FFF 2009-10



BigPerv's First Presser for 2005

Rev. Justin D. Young: ... to the Lord our God, Amen. *Walks off stage*

*Moments later*

CEO JD Young:  Well folks lets get right down to it.  I'm sure you are wondering why we called this press conference today.

Reporter 1: *shouts*  Could it be that the season is about to start.  And you haven't announced a new head coach, or the rumors of yet another name change?

JDY: No no, actually, I'm here to announce our new Fall Lineup.  In the eight o'clock slot Seann William Scott will star in a new reality series.  We'll follow Seann while he works on the set of Dukes of Hazzard !  It will be called 'Please Kill Me', oh yeah, lower the JD2TV so we can ...

R1: ... *interrupts* Sir?  We are sports reporters the only thing we watch is Hoosiers and Friday Night Lights....

R2: ... *interrupts* Hey don't forget about Tin Cup !

JDY: Tin Cup?? Is that Coach Pool?  It is... SECURITY !

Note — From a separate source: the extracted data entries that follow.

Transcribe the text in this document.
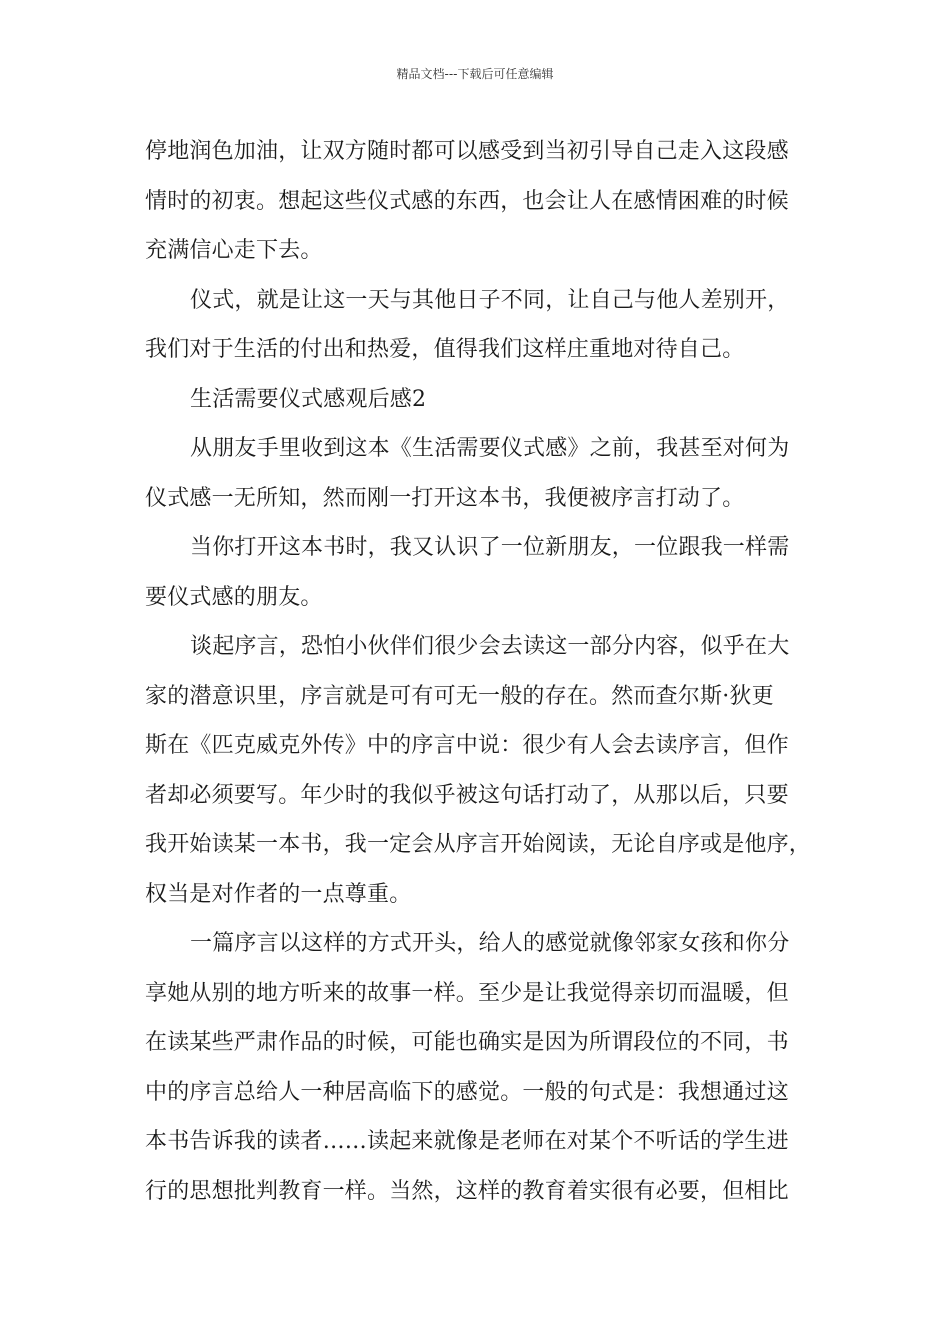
精品文档---下载后可任意编辑
停地润色加油，让双方随时都可以感受到当初引导自己走入这段感
情时的初衷。想起这些仪式感的东西，也会让人在感情困难的时候
充满信心走下去。
仪式，就是让这一天与其他日子不同，让自己与他人差别开，
我们对于生活的付出和热爱，值得我们这样庄重地对待自己。
生活需要仪式感观后感2
从朋友手里收到这本《生活需要仪式感》之前，我甚至对何为
仪式感一无所知，然而刚一打开这本书，我便被序言打动了。
当你打开这本书时，我又认识了一位新朋友，一位跟我一样需
要仪式感的朋友。
谈起序言，恐怕小伙伴们很少会去读这一部分内容，似乎在大
家的潜意识里，序言就是可有可无一般的存在。然而查尔斯·狄更
斯在《匹克威克外传》中的序言中说：很少有人会去读序言，但作
者却必须要写。年少时的我似乎被这句话打动了，从那以后，只要
我开始读某一本书，我一定会从序言开始阅读，无论自序或是他序，
权当是对作者的一点尊重。
一篇序言以这样的方式开头，给人的感觉就像邻家女孩和你分
享她从别的地方听来的故事一样。至少是让我觉得亲切而温暖，但
在读某些严肃作品的时候，可能也确实是因为所谓段位的不同，书
中的序言总给人一种居高临下的感觉。一般的句式是：我想通过这
本书告诉我的读者……读起来就像是老师在对某个不听话的学生进
行的思想批判教育一样。当然，这样的教育着实很有必要，但相比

Coach Pool:  So as I was saying before, this is going to be a great year, I think after our last few practices my men are... Wait a tick... who's that jabronii up on stage?  Is that Coach *security grabs coach pool and starts to drag him off, as we hear is voice trail off* Young?  You changing your team name again, what's it this time BigFags?  BigQueers?  BigHomos? *CP gets tossed out into the streets.  Helping him up is his paid reporters* Get off me fools.  Like I was saying it's going to be a great year.

JDY: *We now see an aid whispering into JDY's hear, JDY clears his throat* Fine, you want to talk football we'll talk football. Like they say I'm here to please. Now, we were going to use the JD2TV to show clips from our up coming TV all-star line up. But I see you folks are not interested. With that said I was just informed that we can patch into a live video link up with our new head coach, so my I present to you... Coach Young !!!

*Ignition by R-Kelly starts to play as the screen fades in showing Coach Young sitting in a hot tub surrounded by BigPerv's apparently topless cheerleaders smoking a cigar and sipping what appears to be a Scotch*

CY: That's right folks, I am BACK !!  I'm know you are wondering about the team's new Name.  Well the rumors are true, we will have a new name.

R3: *voice seems to come out of nowhere* We heard it was BigPerv is this true?

CY: JD, what was the question?

*reporters look around confused on who asked the question*

JDY: She asked if the new team name was BigPerv.

CY: Look you See, when I was asked to come back as head Coach, I said to the JD, alright, be we need a fresh start, we should...

JDY: *interrupts* ... Well it was really my...

CY: *interrupts* ... Shut the F*** up !  I told JD, we'll name the team after me.  That's why from now on, we'll be called the 'BigPerv' !  That's right.  If you mess with us this year we are going to F*** you up !  Right Ladies?

*camera zooms out to show the topless cheerleaders giggling.  We also notice two of the cheerleaders are not to be found.*

CY:  We'll also be making some other changes.  Namely we will not lose to Coach C-Deezy again ! *Camera zooms tight on to CY, he seems read in the face with a vein popping out on his neck*  We... will... not... F*CKING lose to that no talented sh*t stick again ! AHHHHHHHH!!!!!

*Camera zooms back out just in time to see Fawn and Kiki surface wiping their mouths*

CY: And another thing ...

*CY starts to stand up.. suddenly video feed fades to black while playing 'Get It Poppin''*

JDY: Seems like we lost the footage... Well that's it for today. Thanks for coming out.

R1 and R4 look at each other and ask: no really, who the hell asked that question?